Campaigns like AltaOne CU’s “Good Deeds Done Daily” require a bit more foresight. Cleveland says the credit union had been planning the campaign for more than a year and that “every detail was analyzed and thought out.”
AltaOne CU dressed the team and its car in yellow because for many people the color feels approachable. The teams’ uniforms originally consisted of jumpsuits, but they instead decided to go with the slacks and polo shirts to relate to the city’s young, affluent, white-collar population. With the Prius, the Good Deeds squad sent the message that they were giving back to the community.
The credit union hired a full-service agency, designed a Web site, and dedicated $150,000 to the campaign, which could’ve fallen flat in several places. For all the attention the team received, AltaOne CU couldn’t be sure of the value of its connection to the publicity until the day the branch opened. But the campaign didn’t disappoint, and Cleveland attributes the success to the disciplined methods behind its organization.

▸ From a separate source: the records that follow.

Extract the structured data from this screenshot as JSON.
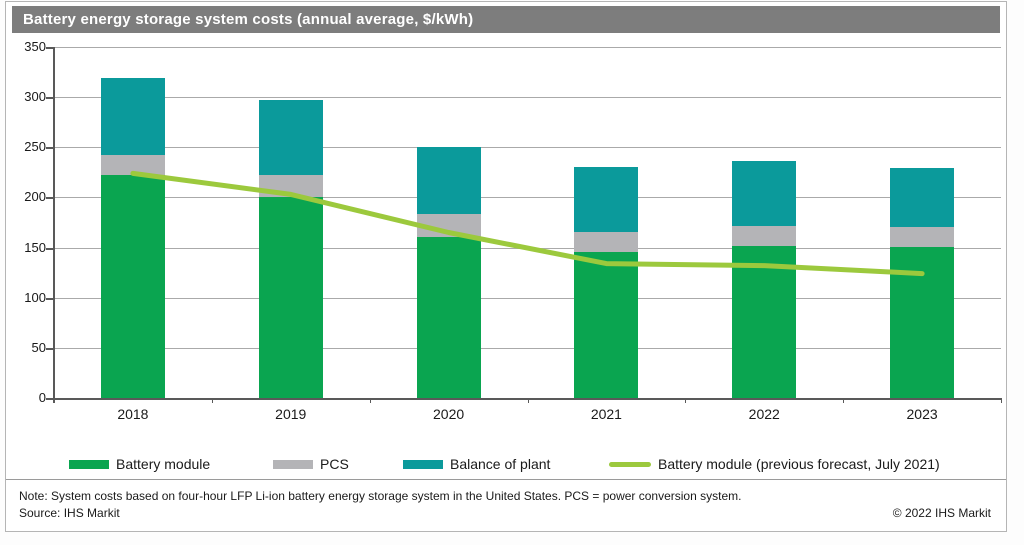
{
  "title": "Battery energy storage system costs (annual average, $/kWh)",
  "chart_data": {
    "type": "bar",
    "stacked": true,
    "title": "Battery energy storage system costs (annual average, $/kWh)",
    "categories": [
      "2018",
      "2019",
      "2020",
      "2021",
      "2022",
      "2023"
    ],
    "series": [
      {
        "name": "Battery module",
        "color": "#0aa550",
        "values": [
          222,
          200,
          161,
          146,
          152,
          151
        ]
      },
      {
        "name": "PCS",
        "color": "#b4b4b7",
        "values": [
          20,
          22,
          22,
          20,
          20,
          20
        ]
      },
      {
        "name": "Balance of plant",
        "color": "#0b9a9b",
        "values": [
          77,
          75,
          67,
          64,
          64,
          58
        ]
      }
    ],
    "totals": [
      319,
      297,
      250,
      230,
      236,
      229
    ],
    "line_series": {
      "name": "Battery module (previous forecast, July 2021)",
      "color": "#9cc93d",
      "values": [
        224,
        203,
        165,
        134,
        132,
        124
      ]
    },
    "xlabel": "",
    "ylabel": "",
    "ylim": [
      0,
      350
    ],
    "yticks": [
      0,
      50,
      100,
      150,
      200,
      250,
      300,
      350
    ],
    "grid": true,
    "legend_position": "bottom"
  },
  "legend": {
    "items": [
      {
        "label": "Battery module",
        "color": "#0aa550",
        "swatch": "bar"
      },
      {
        "label": "PCS",
        "color": "#b4b4b7",
        "swatch": "bar"
      },
      {
        "label": "Balance of plant",
        "color": "#0b9a9b",
        "swatch": "bar"
      },
      {
        "label": "Battery module (previous forecast, July 2021)",
        "color": "#9cc93d",
        "swatch": "line"
      }
    ]
  },
  "footnote": {
    "note": "Note: System costs based on four-hour LFP Li-ion battery energy storage system in the United States. PCS = power conversion system.",
    "source": "Source: IHS Markit",
    "copyright": "© 2022 IHS Markit"
  }
}
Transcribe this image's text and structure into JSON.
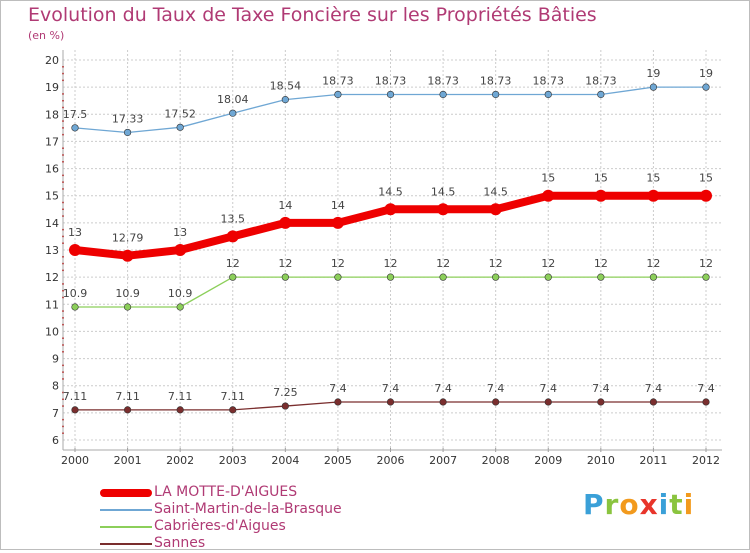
{
  "title": "Evolution du Taux de Taxe Foncière sur les Propriétés Bâties",
  "subtitle": "(en %)",
  "logo": {
    "text": "Proxiti",
    "letters": [
      {
        "ch": "P",
        "color": "#3aa0d8"
      },
      {
        "ch": "r",
        "color": "#8ac43f"
      },
      {
        "ch": "o",
        "color": "#f29a1d"
      },
      {
        "ch": "x",
        "color": "#e8352b"
      },
      {
        "ch": "i",
        "color": "#3aa0d8"
      },
      {
        "ch": "t",
        "color": "#8ac43f"
      },
      {
        "ch": "i",
        "color": "#f29a1d"
      }
    ]
  },
  "chart_data": {
    "type": "line",
    "title": "Evolution du Taux de Taxe Foncière sur les Propriétés Bâties",
    "ylabel": "(en %)",
    "xlabel": "",
    "x": [
      "2000",
      "2001",
      "2002",
      "2003",
      "2004",
      "2005",
      "2006",
      "2007",
      "2008",
      "2009",
      "2010",
      "2011",
      "2012"
    ],
    "ylim": [
      6,
      20
    ],
    "yticks": [
      "6",
      "7",
      "8",
      "9",
      "10",
      "11",
      "12",
      "13",
      "14",
      "15",
      "16",
      "17",
      "18",
      "19",
      "20"
    ],
    "grid": true,
    "legend_position": "bottom-left",
    "series": [
      {
        "name": "LA MOTTE-D'AIGUES",
        "color": "#ee0000",
        "emphasis": true,
        "values": [
          13,
          12.79,
          13,
          13.5,
          14,
          14,
          14.5,
          14.5,
          14.5,
          15,
          15,
          15,
          15
        ],
        "labels": [
          "13",
          "12.79",
          "13",
          "13.5",
          "14",
          "14",
          "14.5",
          "14.5",
          "14.5",
          "15",
          "15",
          "15",
          "15"
        ]
      },
      {
        "name": "Saint-Martin-de-la-Brasque",
        "color": "#6fa7d4",
        "values": [
          17.5,
          17.33,
          17.52,
          18.04,
          18.54,
          18.73,
          18.73,
          18.73,
          18.73,
          18.73,
          18.73,
          19,
          19
        ],
        "labels": [
          "17.5",
          "17.33",
          "17.52",
          "18.04",
          "18.54",
          "18.73",
          "18.73",
          "18.73",
          "18.73",
          "18.73",
          "18.73",
          "19",
          "19"
        ]
      },
      {
        "name": "Cabrières-d'Aigues",
        "color": "#8ccf5a",
        "values": [
          10.9,
          10.9,
          10.9,
          12,
          12,
          12,
          12,
          12,
          12,
          12,
          12,
          12,
          12
        ],
        "labels": [
          "10.9",
          "10.9",
          "10.9",
          "12",
          "12",
          "12",
          "12",
          "12",
          "12",
          "12",
          "12",
          "12",
          "12"
        ]
      },
      {
        "name": "Sannes",
        "color": "#7a2e2e",
        "values": [
          7.11,
          7.11,
          7.11,
          7.11,
          7.25,
          7.4,
          7.4,
          7.4,
          7.4,
          7.4,
          7.4,
          7.4,
          7.4
        ],
        "labels": [
          "7.11",
          "7.11",
          "7.11",
          "7.11",
          "7.25",
          "7.4",
          "7.4",
          "7.4",
          "7.4",
          "7.4",
          "7.4",
          "7.4",
          "7.4"
        ]
      }
    ]
  }
}
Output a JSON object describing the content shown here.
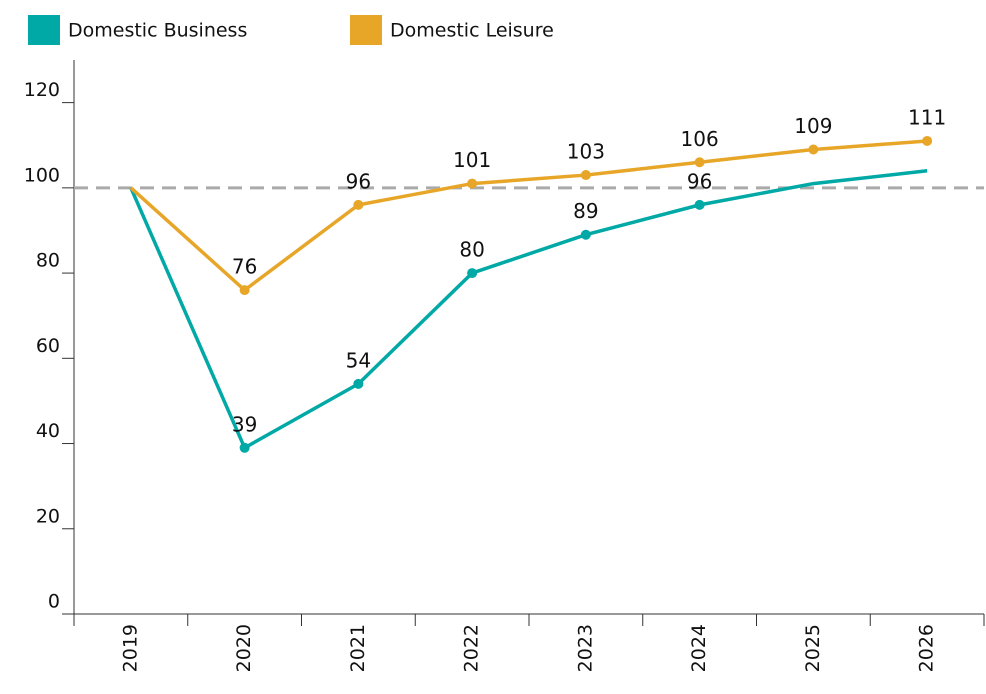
{
  "chart_data": {
    "type": "line",
    "categories": [
      "2019",
      "2020",
      "2021",
      "2022",
      "2023",
      "2024",
      "2025",
      "2026"
    ],
    "series": [
      {
        "name": "Domestic Business",
        "color": "#00a9a5",
        "values": [
          100,
          39,
          54,
          80,
          89,
          96,
          101,
          104
        ],
        "value_labels": [
          null,
          "39",
          "54",
          "80",
          "89",
          "96",
          null,
          null
        ]
      },
      {
        "name": "Domestic Leisure",
        "color": "#e8a628",
        "values": [
          100,
          76,
          96,
          101,
          103,
          106,
          109,
          111
        ],
        "value_labels": [
          null,
          "76",
          "96",
          "101",
          "103",
          "106",
          "109",
          "111"
        ]
      }
    ],
    "reference_line": 100,
    "ylim": [
      0,
      130
    ],
    "yticks": [
      0,
      20,
      40,
      60,
      80,
      100,
      120
    ],
    "legend": "top-left"
  }
}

She says the Good Deeds Done Daily team generated more than just traffic.
“I’ve been working with credit unions for more than 15 years, and it’s been my experience that people will come to an opening if it looks interesting and has free food,” Cleveland says. “But people need more than that if they’re going to be seriously interested in the institution and move accounts over.”
Five hundred people attended the grand opening, and staff could barely keep up opening accounts. Cleveland says the branch met 40 percent of its first year membership goals in the first month.
The keys to having this sort of success with a guerrilla marketing campaign? It was a number of things, according to Cleveland, including the brainstorming and fleshing out of the concept, the anonymity behind the acts of kindness (which drove most of the buzz), and the campaign’s ability to stand out while also remaining relatable to the community.
If nothing else, Cleveland says, remind your employees that any act of kindness, whether it’s part of an intricate campaign or not, sends a message about the credit union.
“This was all a good reminder that if I’m at the post office and I have my logo shirt on, and I open the door and smile for someone, that reflects positively on AltaOne,” she says. “And it costs nothing.”
Jamie McMahon is a former CUES editorial intern.